On a phone call, Bush and Kohl discuss the Gulf War, including the evacuation of Iraqi planes to Iran, Saddam Hussein's state of mind, the role of Turkey, and German's financial contribution.

February 1, 1979

Imam Khomeini, 'Declaration Upon Arrival at Tehran'

February 1, 1979, is a key date in the history of modern Iran in general and of the Iranian revolution in particular. On that day, two weeks after Muhammad Reza Shah Pahlavi (1919-1980) left Iran, Sayyid Ruhollah Musavi Khomeini (1900-1989) returned after 14 years in exile—part of a life told in Vanessa Martin’s Creating an Islamic State: Khomeini and the Making of a New Iran (2014).

On that day, the Shi‘i Ayatollah whom many called Imam assumed Iran’s leadership, as shown in the below speech he gave upon deplaning in Tehran. But that day was not a cut; it was not simply the end of the shah and of the revolution and the start of Khomeini’s rule. Rather, it was a day suspended in mid-air. It was a day where the just-past overthrow of the shah touched the uncertain future of the revolution: a liminality and vulnerability that shines through Khomeini’s speech.

It is for that reason that I have chosen this text, not simply because Khomeini here as in virtually all his pronouncements stressed the need to rid Iran of foreign agents led by the United States. Yes: the revolution had an ultimately clear end, the Islamic Republic, which became official following a referendum in December 1979. And yes: Khomeini was an influential maker of this hybrid theocratic-republican governmental system that came out of the revolution. First emerging in 1963 in the clerical city of Qom as an outspoken critic of the shah surrounding a raft of social reforms, he doubled down on his critique over the US-Iranian status of force agreement of late 1964. As a result, the shah had him expelled to Turkey, from where he in 1965 was able to move to a transnational Shi’i clerical center: the Iraqi city of Najaf. There, he by the early 1970s expanded his critique of the shah’s person to a critique of the very institution of the Iranian monarchy, and began to talk of a clerically led government.
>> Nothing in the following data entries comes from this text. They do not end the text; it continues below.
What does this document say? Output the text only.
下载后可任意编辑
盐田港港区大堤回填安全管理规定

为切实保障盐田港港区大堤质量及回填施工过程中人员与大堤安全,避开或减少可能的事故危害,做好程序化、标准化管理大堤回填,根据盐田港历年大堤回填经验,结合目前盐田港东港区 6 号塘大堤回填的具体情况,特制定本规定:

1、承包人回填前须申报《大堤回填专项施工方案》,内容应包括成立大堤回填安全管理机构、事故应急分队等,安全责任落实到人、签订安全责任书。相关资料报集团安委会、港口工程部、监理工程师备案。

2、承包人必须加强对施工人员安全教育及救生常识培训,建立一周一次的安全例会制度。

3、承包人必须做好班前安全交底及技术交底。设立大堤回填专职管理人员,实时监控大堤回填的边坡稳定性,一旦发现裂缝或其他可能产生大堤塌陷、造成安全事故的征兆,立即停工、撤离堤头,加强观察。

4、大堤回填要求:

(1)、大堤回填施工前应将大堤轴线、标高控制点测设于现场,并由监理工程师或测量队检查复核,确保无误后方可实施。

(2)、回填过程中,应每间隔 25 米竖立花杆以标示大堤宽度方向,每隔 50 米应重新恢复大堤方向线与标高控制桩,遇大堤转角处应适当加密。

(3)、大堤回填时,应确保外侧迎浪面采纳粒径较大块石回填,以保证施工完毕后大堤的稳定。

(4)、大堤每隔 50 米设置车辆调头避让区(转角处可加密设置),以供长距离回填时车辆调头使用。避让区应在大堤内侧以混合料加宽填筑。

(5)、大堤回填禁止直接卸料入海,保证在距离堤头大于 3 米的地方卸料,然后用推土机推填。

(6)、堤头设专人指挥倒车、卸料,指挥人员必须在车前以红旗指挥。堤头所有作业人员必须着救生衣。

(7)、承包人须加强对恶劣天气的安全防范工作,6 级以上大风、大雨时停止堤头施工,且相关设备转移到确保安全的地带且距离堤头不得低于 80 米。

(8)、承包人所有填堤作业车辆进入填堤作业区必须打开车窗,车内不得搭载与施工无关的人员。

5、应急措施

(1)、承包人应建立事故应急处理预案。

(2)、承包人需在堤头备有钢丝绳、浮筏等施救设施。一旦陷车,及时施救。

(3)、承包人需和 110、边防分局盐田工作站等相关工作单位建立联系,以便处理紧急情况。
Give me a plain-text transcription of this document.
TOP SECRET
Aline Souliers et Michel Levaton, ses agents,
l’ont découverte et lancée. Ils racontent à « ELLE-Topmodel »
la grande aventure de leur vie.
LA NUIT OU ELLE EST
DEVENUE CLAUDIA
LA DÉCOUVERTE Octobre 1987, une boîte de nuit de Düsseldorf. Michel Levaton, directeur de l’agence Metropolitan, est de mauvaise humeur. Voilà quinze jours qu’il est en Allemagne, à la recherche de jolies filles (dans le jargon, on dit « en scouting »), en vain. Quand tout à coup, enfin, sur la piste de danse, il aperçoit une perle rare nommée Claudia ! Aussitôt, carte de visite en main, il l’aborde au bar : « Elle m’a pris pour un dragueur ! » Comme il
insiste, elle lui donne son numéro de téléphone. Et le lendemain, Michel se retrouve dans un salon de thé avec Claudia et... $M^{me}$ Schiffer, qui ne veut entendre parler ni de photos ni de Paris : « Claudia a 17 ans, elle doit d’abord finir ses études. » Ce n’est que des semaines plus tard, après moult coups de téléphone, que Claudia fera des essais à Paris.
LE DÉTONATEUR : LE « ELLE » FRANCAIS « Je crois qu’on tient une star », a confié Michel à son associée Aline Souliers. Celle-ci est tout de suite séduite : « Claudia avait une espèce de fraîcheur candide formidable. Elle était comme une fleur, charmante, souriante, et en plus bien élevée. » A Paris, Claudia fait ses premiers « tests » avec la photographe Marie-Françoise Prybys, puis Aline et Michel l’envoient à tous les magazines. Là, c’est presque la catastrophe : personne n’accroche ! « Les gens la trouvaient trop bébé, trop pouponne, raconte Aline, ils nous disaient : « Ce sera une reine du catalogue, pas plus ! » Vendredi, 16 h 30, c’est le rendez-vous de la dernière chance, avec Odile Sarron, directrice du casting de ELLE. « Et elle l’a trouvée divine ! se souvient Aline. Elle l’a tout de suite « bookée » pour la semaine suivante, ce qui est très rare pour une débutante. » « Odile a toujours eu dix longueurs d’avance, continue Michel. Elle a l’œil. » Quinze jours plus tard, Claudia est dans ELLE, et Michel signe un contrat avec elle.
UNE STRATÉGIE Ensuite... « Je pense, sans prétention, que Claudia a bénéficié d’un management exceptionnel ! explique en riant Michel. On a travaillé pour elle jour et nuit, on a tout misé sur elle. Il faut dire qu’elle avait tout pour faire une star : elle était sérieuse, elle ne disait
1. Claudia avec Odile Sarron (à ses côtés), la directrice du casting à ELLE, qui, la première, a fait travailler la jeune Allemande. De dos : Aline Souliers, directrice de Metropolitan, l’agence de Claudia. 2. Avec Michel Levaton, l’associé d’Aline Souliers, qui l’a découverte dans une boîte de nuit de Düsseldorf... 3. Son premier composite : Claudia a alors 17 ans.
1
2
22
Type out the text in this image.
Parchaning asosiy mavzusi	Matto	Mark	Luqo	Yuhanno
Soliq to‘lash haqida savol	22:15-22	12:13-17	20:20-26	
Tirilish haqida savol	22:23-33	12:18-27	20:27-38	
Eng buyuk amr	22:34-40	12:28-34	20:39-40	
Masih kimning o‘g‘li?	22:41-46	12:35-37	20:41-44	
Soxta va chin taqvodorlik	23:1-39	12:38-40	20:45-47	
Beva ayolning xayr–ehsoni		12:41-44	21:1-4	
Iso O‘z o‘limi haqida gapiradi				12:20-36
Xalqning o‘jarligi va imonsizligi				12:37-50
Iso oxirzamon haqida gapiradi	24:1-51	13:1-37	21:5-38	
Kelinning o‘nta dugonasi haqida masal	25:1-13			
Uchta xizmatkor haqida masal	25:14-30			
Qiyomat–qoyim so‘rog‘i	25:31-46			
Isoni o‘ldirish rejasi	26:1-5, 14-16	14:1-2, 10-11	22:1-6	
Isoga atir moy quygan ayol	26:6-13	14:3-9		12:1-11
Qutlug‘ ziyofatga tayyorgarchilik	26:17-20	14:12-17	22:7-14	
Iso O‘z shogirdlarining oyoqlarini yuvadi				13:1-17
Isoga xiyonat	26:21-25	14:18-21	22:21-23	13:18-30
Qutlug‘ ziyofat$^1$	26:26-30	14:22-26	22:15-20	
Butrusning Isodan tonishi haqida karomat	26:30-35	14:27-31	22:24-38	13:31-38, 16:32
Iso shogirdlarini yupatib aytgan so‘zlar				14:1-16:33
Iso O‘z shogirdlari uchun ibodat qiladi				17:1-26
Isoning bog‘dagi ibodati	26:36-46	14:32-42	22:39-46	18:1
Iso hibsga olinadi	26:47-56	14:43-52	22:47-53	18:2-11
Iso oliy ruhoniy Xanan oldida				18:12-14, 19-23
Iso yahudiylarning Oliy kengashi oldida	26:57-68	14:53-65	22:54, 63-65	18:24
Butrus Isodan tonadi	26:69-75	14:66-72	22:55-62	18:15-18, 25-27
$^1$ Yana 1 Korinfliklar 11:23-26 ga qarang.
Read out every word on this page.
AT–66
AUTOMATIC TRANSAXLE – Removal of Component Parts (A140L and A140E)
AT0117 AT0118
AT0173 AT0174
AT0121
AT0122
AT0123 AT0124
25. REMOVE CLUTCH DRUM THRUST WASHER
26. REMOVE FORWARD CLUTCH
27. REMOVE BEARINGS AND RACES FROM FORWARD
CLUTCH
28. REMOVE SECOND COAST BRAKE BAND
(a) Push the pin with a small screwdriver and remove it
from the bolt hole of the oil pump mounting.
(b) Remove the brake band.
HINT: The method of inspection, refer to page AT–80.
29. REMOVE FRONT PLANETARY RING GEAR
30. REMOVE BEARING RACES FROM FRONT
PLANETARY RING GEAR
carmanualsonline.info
This was a far-reaching change in Shi‘i religious thought, as Hamid Dabashi showed in Theology of Discontent: The Ideological Foundations of the Islamic Republic of Iran (1993). However, those ideas took their final form not before but during and in interaction with the revolution, when Khomeini resided in Najaf until October 1978, then in Neauphle-le-Château, near Paris, and from February 1979 in Tehran. Moreover, Dabashi’s work showed how other intellectuals shaped the revolution, too. And Khomeini adapted certain Third-World leftist populist ideas and terms—a process analyzed in Ervand Abrahamian’s Khomeinism, which exemplified secular scholars’ emphasis on how non-clerical ideas and groups like the Mujahedin-e Khalq or Fada’iyin-e Khalq helped bring about and shape the revolution.

Finally, recent works that open a new generational-historiographic chapter, like Arang Keshavarzian and Ali Mirsepassi’s edited volume Global 1979: Geographies and Histories of the Iranian Revolution (2021) and Naghmeh Sohrabi’s “The ‘problem space’ of the historiography of the 1979 Iranian Revolution” (2018), are moving beyond a scholarly focus on revolutionary causes and outcomes and on distinctive actors and their failure and success. Instead, they probe the fundamental imprevisibility and contingency of an unfolding revolution; they stress overlaps and contacts between actors and ideas; and they tease out transnational relationships and global contexts without creating a clear a priori distinction between the domestic and the global, perhaps especially regarding the question of the place and role of Iran’s 1970s in the longer arch of decolonization.